Going forward the company operates through three segments: Hotel Services (management and franchise agreements), Hotel Assets (owned and leased), and New Businesses (acquisitions to diversify its offerings). Some 40% of the company’s rooms are economy, 34% are mid-scale, and 26% are luxury and premium.
ACCOR is also actively diversifying in “Lifestyle” hotels and resorts, partnering with successful brands to develop their concepts on a worldwide basis. It is currently working on Co-Working Hotels, adapting rapidly to the new “Work-form-home” culture adapted to homes away from home.

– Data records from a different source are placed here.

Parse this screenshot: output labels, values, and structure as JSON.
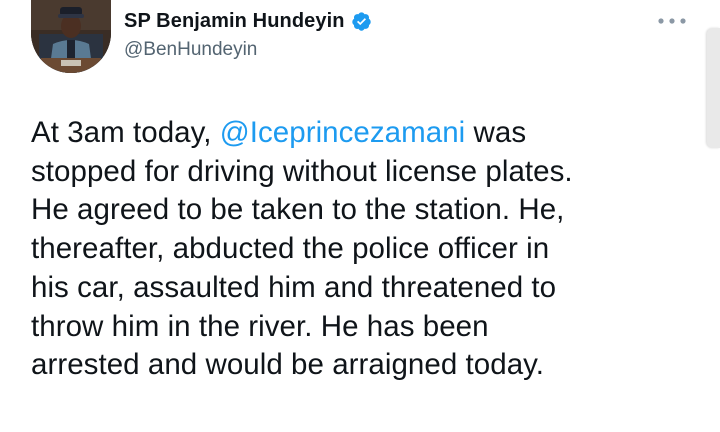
{
  "tweet": {
    "author": {
      "display_name": "SP Benjamin Hundeyin",
      "handle": "@BenHundeyin",
      "avatar_icon": "profile-photo",
      "verified_icon": "verified-badge-icon"
    },
    "more_icon": "more-options-icon",
    "body_lines": [
      {
        "before": "At 3am today, ",
        "mention": "@Iceprincezamani",
        "after": " was"
      },
      {
        "text": "stopped for driving without license plates."
      },
      {
        "text": "He agreed to be taken to the station. He,"
      },
      {
        "text": "thereafter, abducted the police officer in"
      },
      {
        "text": "his car, assaulted him and threatened to"
      },
      {
        "text": "throw him in the river. He has been"
      },
      {
        "text": "arrested and would be arraigned today."
      }
    ]
  },
  "colors": {
    "mention": "#1d9bf0",
    "verified": "#1d9bf0",
    "handle": "#536471",
    "text": "#0f1419"
  }
}
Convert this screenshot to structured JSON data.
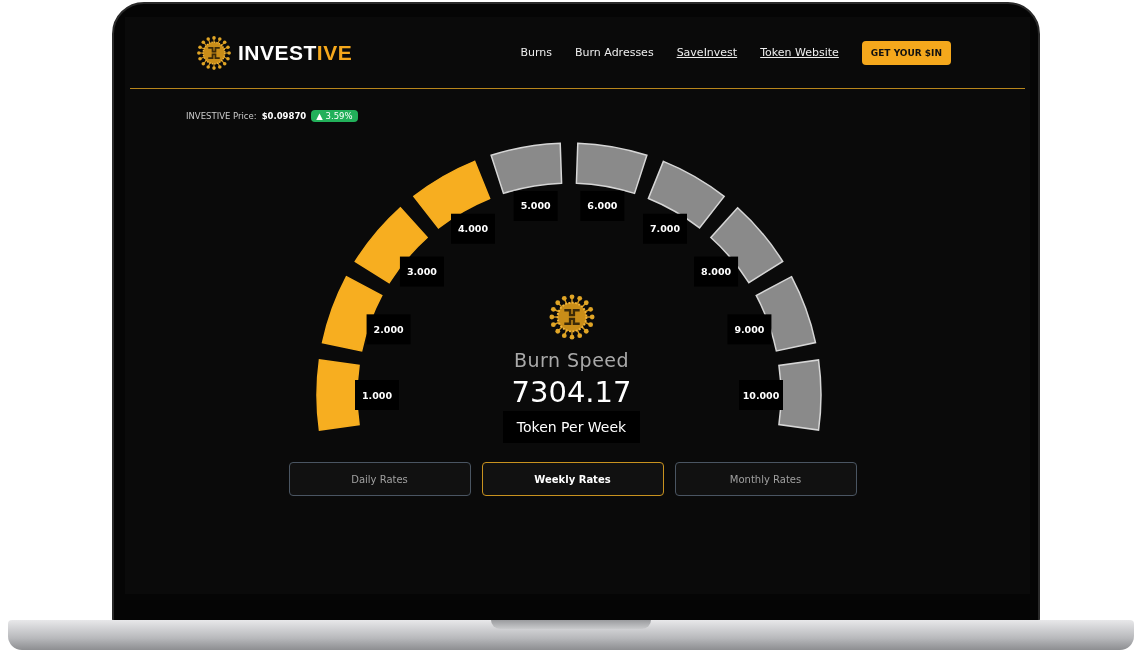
{
  "header": {
    "logo": {
      "prefix": "INVEST",
      "accent": "IVE"
    },
    "nav": [
      {
        "label": "Burns",
        "underlined": false
      },
      {
        "label": "Burn Adresses",
        "underlined": false
      },
      {
        "label": "SaveInvest",
        "underlined": true
      },
      {
        "label": "Token Website",
        "underlined": true
      }
    ],
    "cta": "GET YOUR $IN"
  },
  "price": {
    "label": "INVESTIVE Price:",
    "value": "$0.09870",
    "change": "▲ 3.59%"
  },
  "gauge": {
    "segments": [
      {
        "label": "1.000",
        "active": true
      },
      {
        "label": "2.000",
        "active": true
      },
      {
        "label": "3.000",
        "active": true
      },
      {
        "label": "4.000",
        "active": true
      },
      {
        "label": "5.000",
        "active": false
      },
      {
        "label": "6.000",
        "active": false
      },
      {
        "label": "7.000",
        "active": false
      },
      {
        "label": "8.000",
        "active": false
      },
      {
        "label": "9.000",
        "active": false
      },
      {
        "label": "10.000",
        "active": false
      }
    ],
    "title": "Burn Speed",
    "value": "7304.17",
    "unit": "Token Per Week"
  },
  "rate_tabs": [
    {
      "label": "Daily Rates",
      "selected": false
    },
    {
      "label": "Weekly Rates",
      "selected": true
    },
    {
      "label": "Monthly Rates",
      "selected": false
    }
  ]
}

Accor continues to expand through acquisitions. In 2018, it purchased Mantra (an Australian mid-scale hotel and resort company); Mövenpick Hotels (Switzerland-based high-end hotel operator), and Atton Hoteles (operator of hotels in Chile, Peru, Columbia, and Florida). In order to diversify its assets also that year it acquired Gekko (hotel bookings for business travelers), ResDiary (restaurant bookings), and Adoria (supply management and meal preparation optimization solutions for restaurants).

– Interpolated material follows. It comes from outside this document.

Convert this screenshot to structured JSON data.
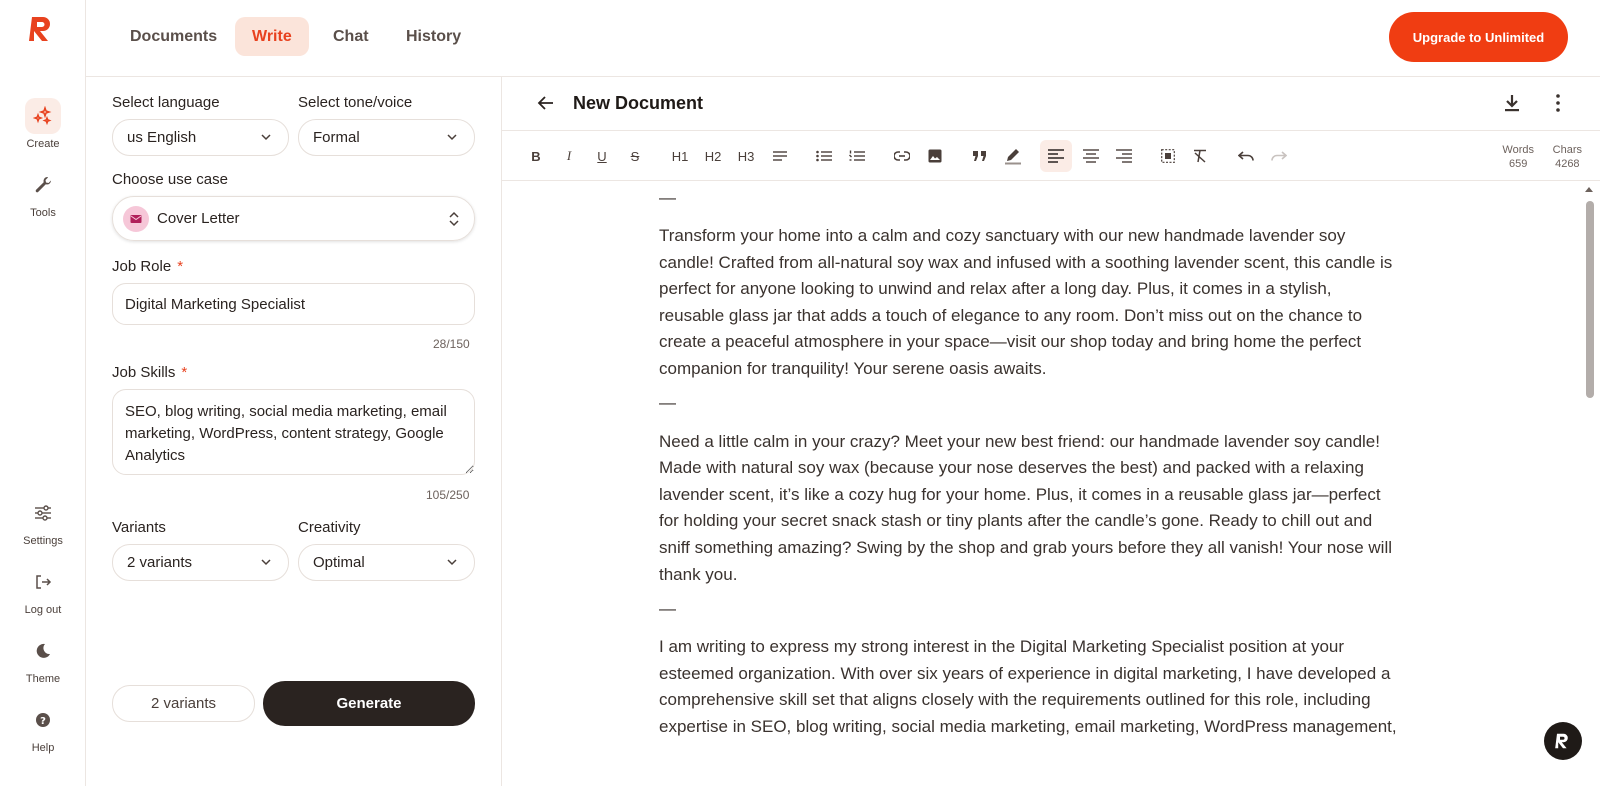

Like the entire hospitality industry, ACCOR suffered considerably from COVID but its divestment of assets in 2018 cushioned the fall and left it with a solid cash chest enabling it to weather the storm.
Muted business travel and new government restrictions are still stalling the recovery for Accor after the re-opening of hotels, at 90% of the network by September, and leisure activity temporarily boosted occupancies in the summer.
Attention has now turned to practical aspects of its cost-saving program, of which more details will be available by February. The aim is to reduce expenses by 200 million euros on a recurring basis by 2022. New business opportunities, such as co-working spaces in managed hotels, may be capital light ways to claw back some revenue.
Accor’s liquidity of more than 4 billion euros puts it in a very safe position, in our view, even with the current new lockdowns. This means it’s less likely to sell assets at distressed prices and can give some support to AccorInvest partners.
The company stands to lose EUR 1.25 Billion in 2020 and 136 Million in 2021, before returning to profits in 2022. Revenues are expected to recover by 56 % in 2021 after the 58 % decline of 2020.
Analysts are not yet jumping on the re-rating wagon, but the number of SELL recommendations has started to decline
After a significant rebound in November and a lengthy consolidation since March 2020, ACCOR shares re ready to start the second leg of its recovery with a price target at EUR 39, a 27 % increase form current levels.
We see the current levels as a good opportunity to start re-positioning portfolios in the hospitality sector with one of the major European actors ahead of the recovery we expect in the second half of 2021.